Northern Kentucky University’s newest building Griffin Hall, featuring state-of-the-art technology, ideas and original classroom designs has finally opened for classes. But all of the much-heralded technology isn’t quite living up to it’s name yet. Information Technology professionals are working around the clock to install remaining technology, but some students will have to wait to use it until Griffin’s Oct. 10 grand opening.
Griffin Hall houses the College of Informatics, a discipline that merges three different departments: Business Informatics, Communication and Computer Science. But the building and informatics are not just about technology, according to Kevin Kirby, Interim Dean of the College of Informatics.
“Some people may think informatics is just about technology; we want the building to show it’s much more than that,” Kirby said. “It’s about being social, being connected, even being green.”

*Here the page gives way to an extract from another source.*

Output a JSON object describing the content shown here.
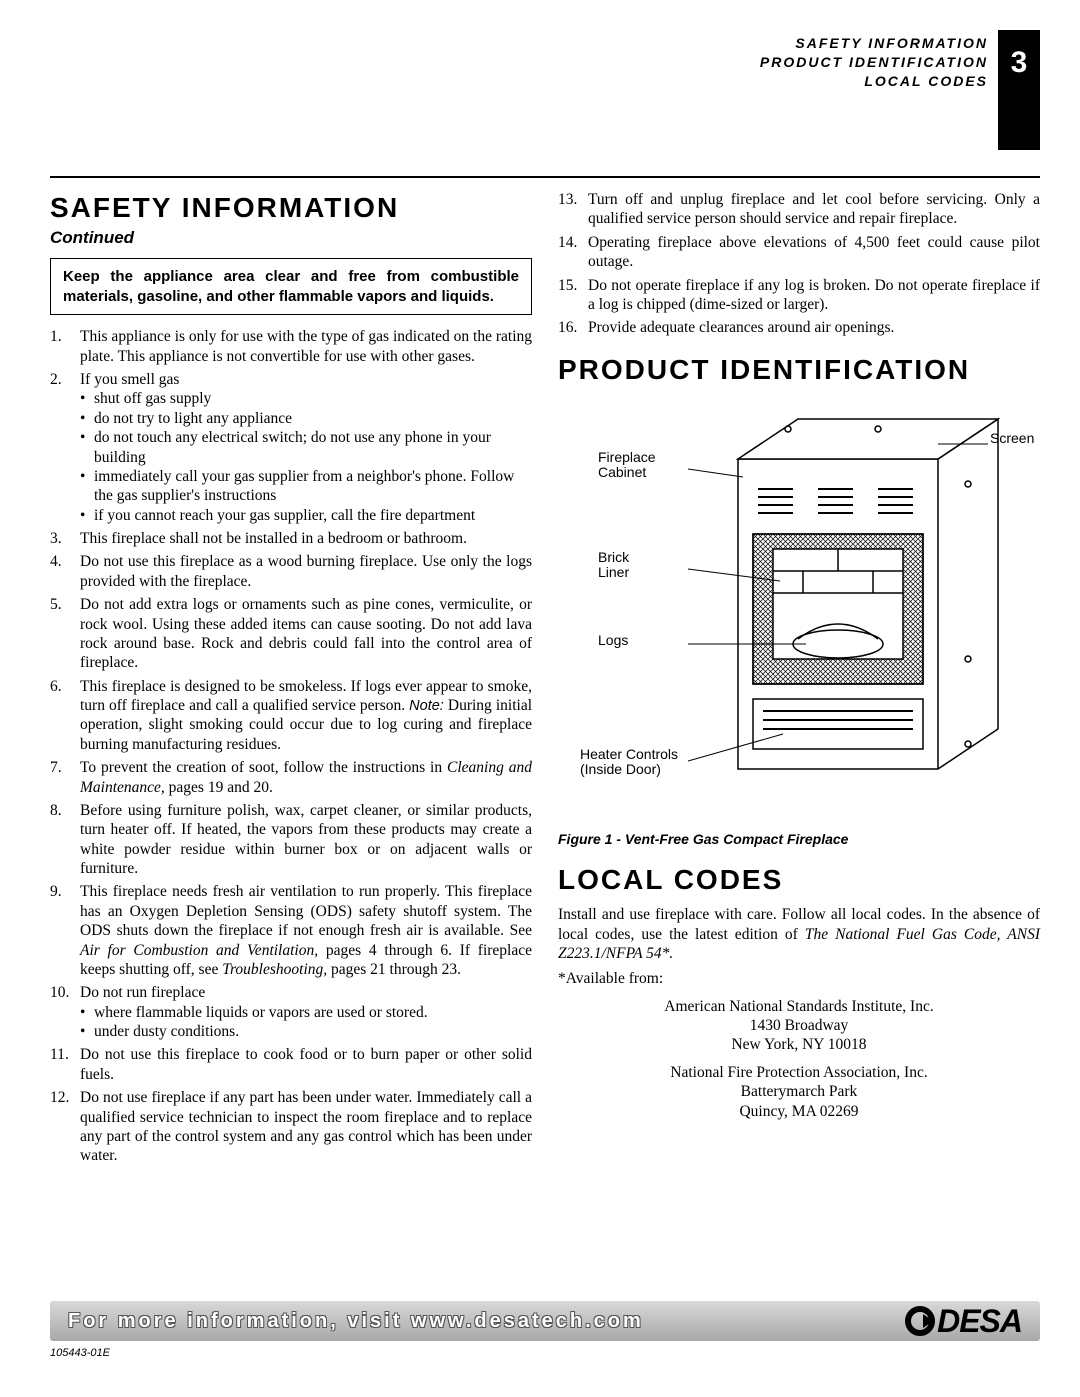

The building was created to inspire all students to see how informatics connects to their own majors, according to Kirby; which is why classes from other colleges are also taught in Griffin.
The classrooms and learning spaces are unique compared to the rest on campus, as many of Griffin’s are designed specifically to house components and equipment for particular departments. For example, there are state-of-the-art labs for digital media creation, health informatics, computer networking and journalism, among many others.
Although the spaces offer students a new way to learn and professors a new way to teach, it has been hard for some to utilize the equipment. Only about 70 percent of the classrooms are equipped with audio/visual systems, according to Rob Knarr, Senior Project Manager/Associate Director of Architecture, Design & Construction Management.
Chris Strobel, Electronic Media & Broadcasting professor, and his team have been encouraging professors to set contingency plans into place in case of “technological hiccups.” Because it is still early in the semester, many classes are not getting into the technology right away, so Strobel said his expectations are still high.
“The excitement we’ve seen from faculty and students appears to indicate a very successful semester and beyond,” he said.
Senior communication studies major Nicole Secen is among those students that do like the building, even if she has not experienced the technology yet. “I really like the dry erase walls,” she said. It’s still early in the semester; but so far, Secen is impressed by the building’s architecture and ample seating space.
A number of students have been working in the building and alongside the technology installation. Junior computer science major Sean Butts works as a mobile application developer for the Center for Applied Informatics, and has been in Griffin since the end of July.
The new Mac computers in his office are one of his favorite parts of moving in, as well as the open-air atrium and Digitorium.
The Digitorum, a two-story digital auditorium, will host everything from opera and dance concerts to cyber warfare games, according to Kirby.
The Digitorum and technology aspects are not the building’s only attempt at fresh and new features — Griffin is also designed to more be earth-friendly than any other building on campus. According to Knarr the building is targeted to achieve Leadership in Energy and Environmental Design (LEED) Silver certification, and it is the university’s first attempt towards certification.
To work towards the certification, Griffin Hall is equipped with efficient lighting and plumbing and uses local construction materials when possible, and “most dramatic of all, it has a rooftop garden,” Kirby said. The “green roof” covers 23 percent of the total building roof area.
Although the roof does not qualify for LEED certification, it does promote sustainability by consuming and reusing rain water rather than diverting runoff to the storm sewer system, according to Knarr. The green roof also helps reduce sunlight heat transmission into the spaces below, which helps reduce energy consumption for cooling.
Griffin Hall’s grand opening, scheduled for Oct. 10, should mark the installation of all audio/visual systems in every classroom. Until then students and professors will have to work around the missing technology.